Thursday, June 13, 2013

Saint of the Month: Saint Augustinô Phan Viết Huy!



Saint Augustinô Phan Viết Huy

AKA: Augustine of Huy
Feast Day: June 12.

Really Existed? Almost certainly.
Timeframe: c. 1795 – June 12, 1839.
Place: Vietnam.

Credentials: Canonized by Pope John Paul II on June 19, 1988.
Martyrdom: Hideous torture-murder.

Patron Saint of: no clear tradition.
Symbolism: no clear tradition.

When you first look at a roster of saints, it is surprising how many Vietnamese names jump out at you. To the uninitiated -- and I am, at the very least, that -- Saint Micae Nguyen Huy My, Saint Nicolas Bùi Ðuc The, and Saint Phanxicô Xaviê Hà Trong Mau are a counterintuitive presence among the many Thomases, Richards, and Henrys.

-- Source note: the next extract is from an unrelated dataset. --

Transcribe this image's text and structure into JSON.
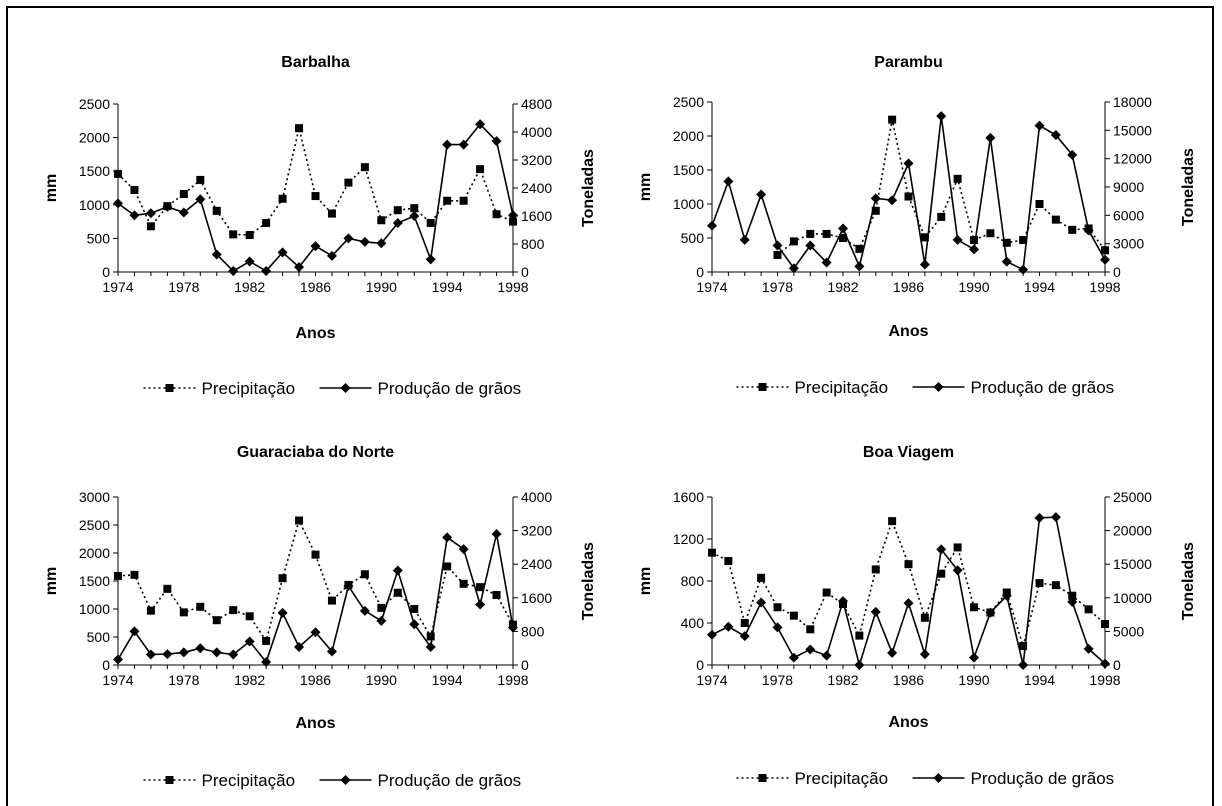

Christianity and Catholicism has been a presence in Vietnam since the sixteenth century, but has not always been especially popular with the civil authorities. Associated with foreigners and later with the French colonial power, it has often been a target of popular resentment and rage against the grinding forces of history. Over the centuries, many Vietnamese Catholics have found themselves treated with the kind of cruelty and contempt that human societies sometimes deal out to their members who are perceived, fairly or not, to be in collaboration with outside institutions that are judged, fairly or not, to be Enemy.

In 1988, Pope John Paul II canonized 117 "Martyrs of Vietnam," of whom Augustinô Phan Viết Huy is one. Like the 40 Martyrs of England and Wales, who we encountered last June on the feast day of St. John Rigby, the Martyrs of Vietnam are generally considered representative rather than selective. They have not been chosen from the murky ecclesiastical history of Vietnam because of their individual importance to the progress of Christianity in the region, but are just a selection of known and documented people who suffered some form of martyrdom for their religious belief.  They are meant to stand in for however many more of their peers met similar fates over the years.

The Martyrs of Vietnam are celebrated on November 24, but since Saint Augustinô Phan Viết Huy had already been beatified in 1900 he retains his own individual feast day. There is little information available about him in the standard English-language hagiographic sources beyond that he was a layperson and soldier who helped Western missionaries in the early nineteenth century. Vietnamese sources are not at all easy to follow in machine translation, but this site seems to say that he was a military officer who, along with many others in his unit, was caught out as a Christian when he defied orders to trample on a crucifix. Authorities hoping to discredit Christianity wanted him to publically renounce his faith, so instead of a simple execution he faced a running regimen of torture that sounds pretty grisly in Google Vietnamese English. His death is usually described in a few simple words that are however rather disturbing; I shall put them in white type so that sturdier students may, if they choose, opt in on this knowledge: he was "stretched on a rack and sawn in half."

I'm afraid I am at a bit of a loss for a way to end this account on a positive note.  So, I will simply wish you a good Feast of Augustinô Phan Viết Huy.  If you like homework with your hagiography, I suggest meditating on the futility of judging others meanly for their choices of belief and practice that do not correspond with one's own.

3 comments:

Anonymous said...

I'm related to him.

Michael5000 said...

No kidding! Did I get my facts more or less right?

Anonymous said...

I'm related to him; he's like my greatx7 grandfather.